Abstract

Hypothesis Injuries requiring resection of tissue followed by autogenous bone transfer may be prone to infection by Staphylococcus aureus, impeding recovery and increasing medical costs. For critical sized defects, the common approach to reconstruction is a tissue transfer procedure but is subject to limitations (e.g., donor site morbidity, cost, operating time). Utilizing beta tricalcium phosphate (beta-TCP) as bone grafting material augmented with silver (Ag), a custom graft may be 3D printed to overcome limitations and minimize potential infections. Experiments Scaffolds were 3D printed and augmented with Ag by external attack on the surface by silver nitrate (AgNO3) at varying concentrations (0.1, 1.0, 10% wt/wt of scaffold). The augmented scaffolds were evaluated utilizing X-ray diffraction (XRD), Fourier transform infrared spectroscopy (FTIR), and inductively coupled plasma mass spectroscopy (ICP-MS) to verify the presence of Ag and phosphate (PO4) groups followed by electron microscopy, thermogravimetric analysis (TGA), and differential scanning calorimetry (DSC) to gather information of chemical and physical properties.

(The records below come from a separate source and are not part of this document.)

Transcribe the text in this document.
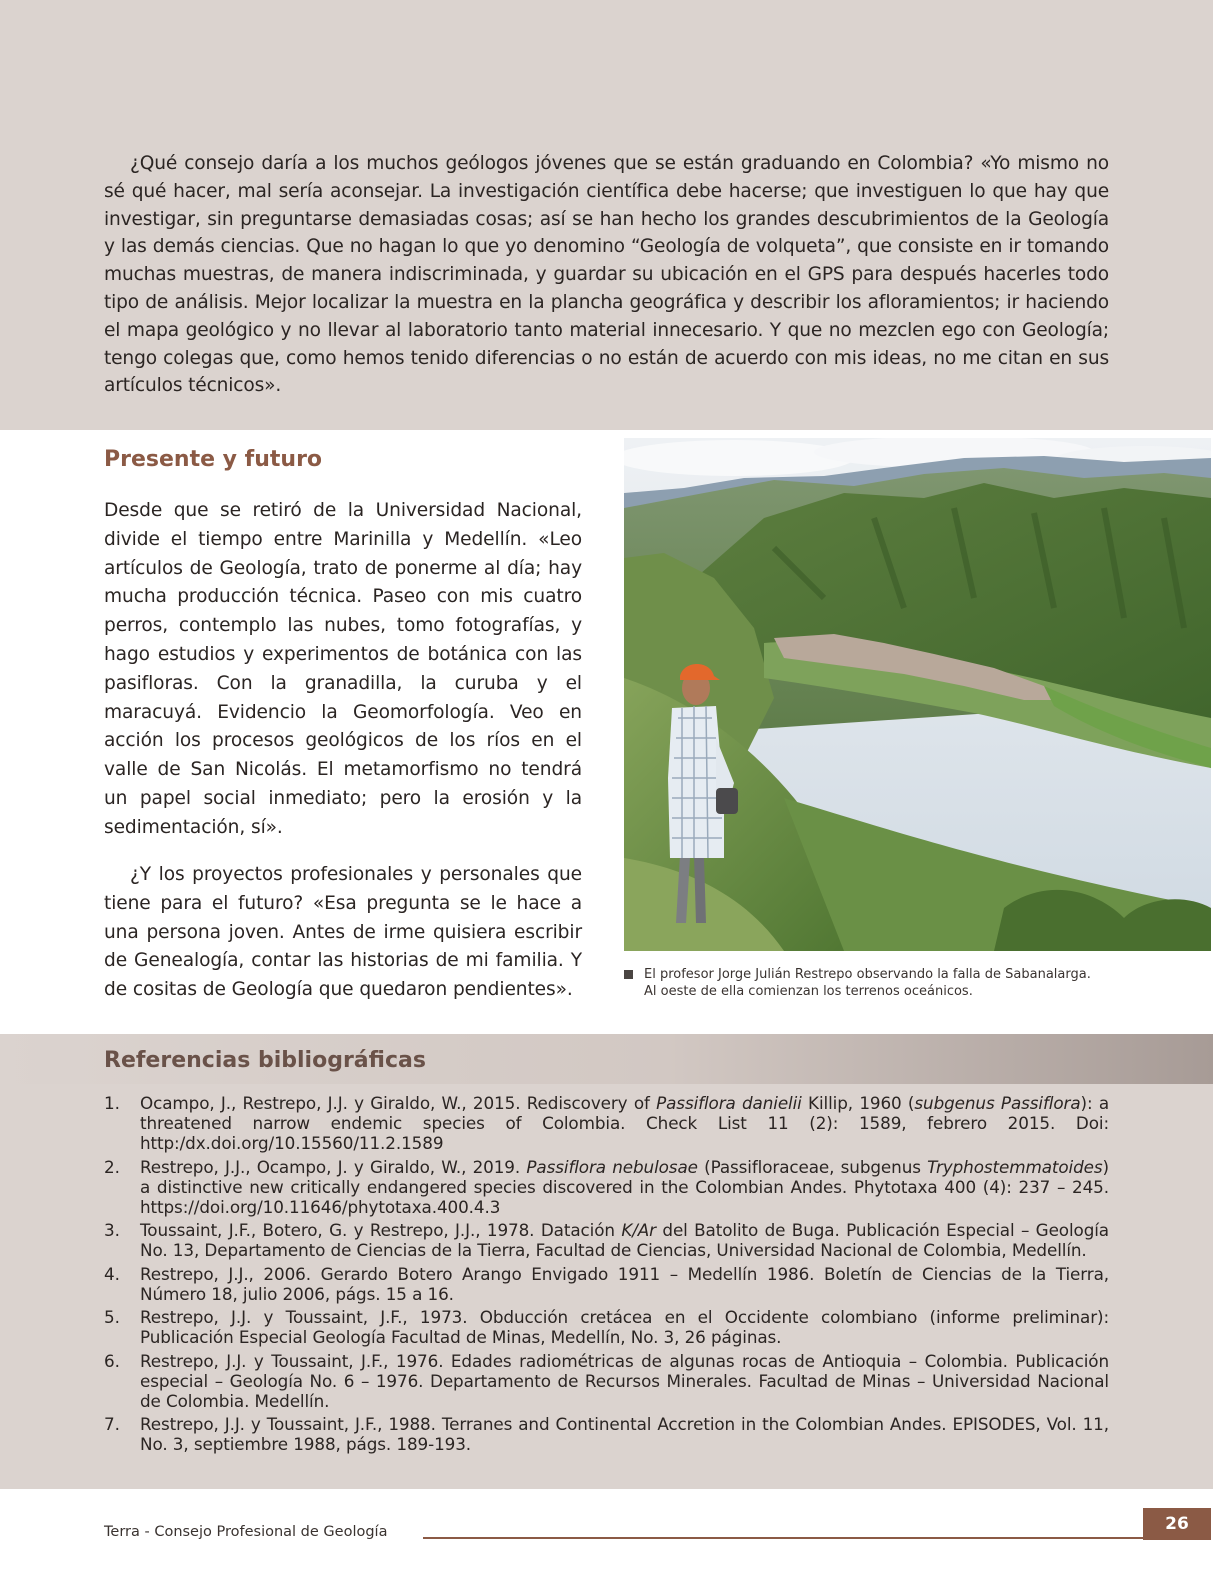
¿Qué consejo daría a los muchos geólogos jóvenes que se están graduando en Colombia? «Yo mismo no sé qué hacer, mal sería aconsejar. La investigación científica debe hacerse; que investiguen lo que hay que investigar, sin preguntarse demasiadas cosas; así se han hecho los grandes descubrimientos de la Geología y las demás ciencias. Que no hagan lo que yo denomino “Geología de volqueta”, que consiste en ir tomando muchas muestras, de manera indiscriminada, y guardar su ubicación en el GPS para después hacerles todo tipo de análisis. Mejor localizar la muestra en la plancha geográfica y describir los afloramientos; ir haciendo el mapa geológico y no llevar al laboratorio tanto material innecesario. Y que no mezclen ego con Geología; tengo colegas que, como hemos tenido diferencias o no están de acuerdo con mis ideas, no me citan en sus artículos técnicos».

Presente y futuro

Desde que se retiró de la Universidad Nacional, divide el tiempo entre Marinilla y Medellín. «Leo artículos de Geología, trato de ponerme al día; hay mucha producción técnica. Paseo con mis cuatro perros, contemplo las nubes, tomo fotografías, y hago estudios y experimentos de botánica con las pasifloras. Con la granadilla, la curuba y el maracuyá. Evidencio la Geomorfología. Veo en acción los procesos geológicos de los ríos en el valle de San Nicolás. El metamorfismo no tendrá un papel social inmediato; pero la erosión y la sedimentación, sí».

¿Y los proyectos profesionales y personales que tiene para el futuro? «Esa pregunta se le hace a una persona joven. Antes de irme quisiera escribir de Genealogía, contar las historias de mi familia. Y de cositas de Geología que quedaron pendientes».

El profesor Jorge Julián Restrepo observando la falla de Sabanalarga.
Al oeste de ella comienzan los terrenos oceánicos.
Referencias bibliográficas
1. Ocampo, J., Restrepo, J.J. y Giraldo, W., 2015. Rediscovery of Passiflora danielii Killip, 1960 (subgenus Passiflora): a threatened narrow endemic species of Colombia. Check List 11 (2): 1589, febrero 2015. Doi: http:/dx.doi.org/10.15560/11.2.1589
2. Restrepo, J.J., Ocampo, J. y Giraldo, W., 2019. Passiflora nebulosae (Passifloraceae, subgenus Tryphostemmatoides) a distinctive new critically endangered species discovered in the Colombian Andes. Phytotaxa 400 (4): 237 – 245. https://doi.org/10.11646/phytotaxa.400.4.3
3. Toussaint, J.F., Botero, G. y Restrepo, J.J., 1978. Datación K/Ar del Batolito de Buga. Publicación Especial – Geología No. 13, Departamento de Ciencias de la Tierra, Facultad de Ciencias, Universidad Nacional de Colombia, Medellín.
4. Restrepo, J.J., 2006. Gerardo Botero Arango Envigado 1911 – Medellín 1986. Boletín de Ciencias de la Tierra, Número 18, julio 2006, págs. 15 a 16.
5. Restrepo, J.J. y Toussaint, J.F., 1973. Obducción cretácea en el Occidente colombiano (informe preliminar): Publicación Especial Geología Facultad de Minas, Medellín, No. 3, 26 páginas.
6. Restrepo, J.J. y Toussaint, J.F., 1976. Edades radiométricas de algunas rocas de Antioquia – Colombia. Publicación especial – Geología No. 6 – 1976. Departamento de Recursos Minerales. Facultad de Minas – Universidad Nacional de Colombia. Medellín.
7. Restrepo, J.J. y Toussaint, J.F., 1988. Terranes and Continental Accretion in the Colombian Andes. EPISODES, Vol. 11, No. 3, septiembre 1988, págs. 189-193.
Terra - Consejo Profesional de Geología	26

Preliminary biocompatibility and bactericidal capacity of the scaffolds were tested using human osteoprogenitor (hOP) cells and methicillin-sensitive S. aureus strain, respectively. Results XRD, FTIR, ICP-MS, TGA, and DSC confirmed presence of Ag and PO4 groups, whereas electron microscopy showed a decrease in Ca and an increase in Ag ions, decreasing Ca/P ratio with increasing surfactant concentrations. PrestoBlue assays yielded an increase in fluorescence cell counts among experimental groups with lower concentrations of Ag characterized by their characteristic trapezoidal shape whereas cytotoxicity was observed at higher concentrations. Similar observations were made with alkaline phosphatase assays. Antimicrobial evaluation showed reduced colony-forming units (CFU) among all experimental groups when compared to 100% beta-TCP. beta-TCP scaffolds augmented with Ag ions facilitate antibacterial effects while promoting osteoblast adhesion and proliferation.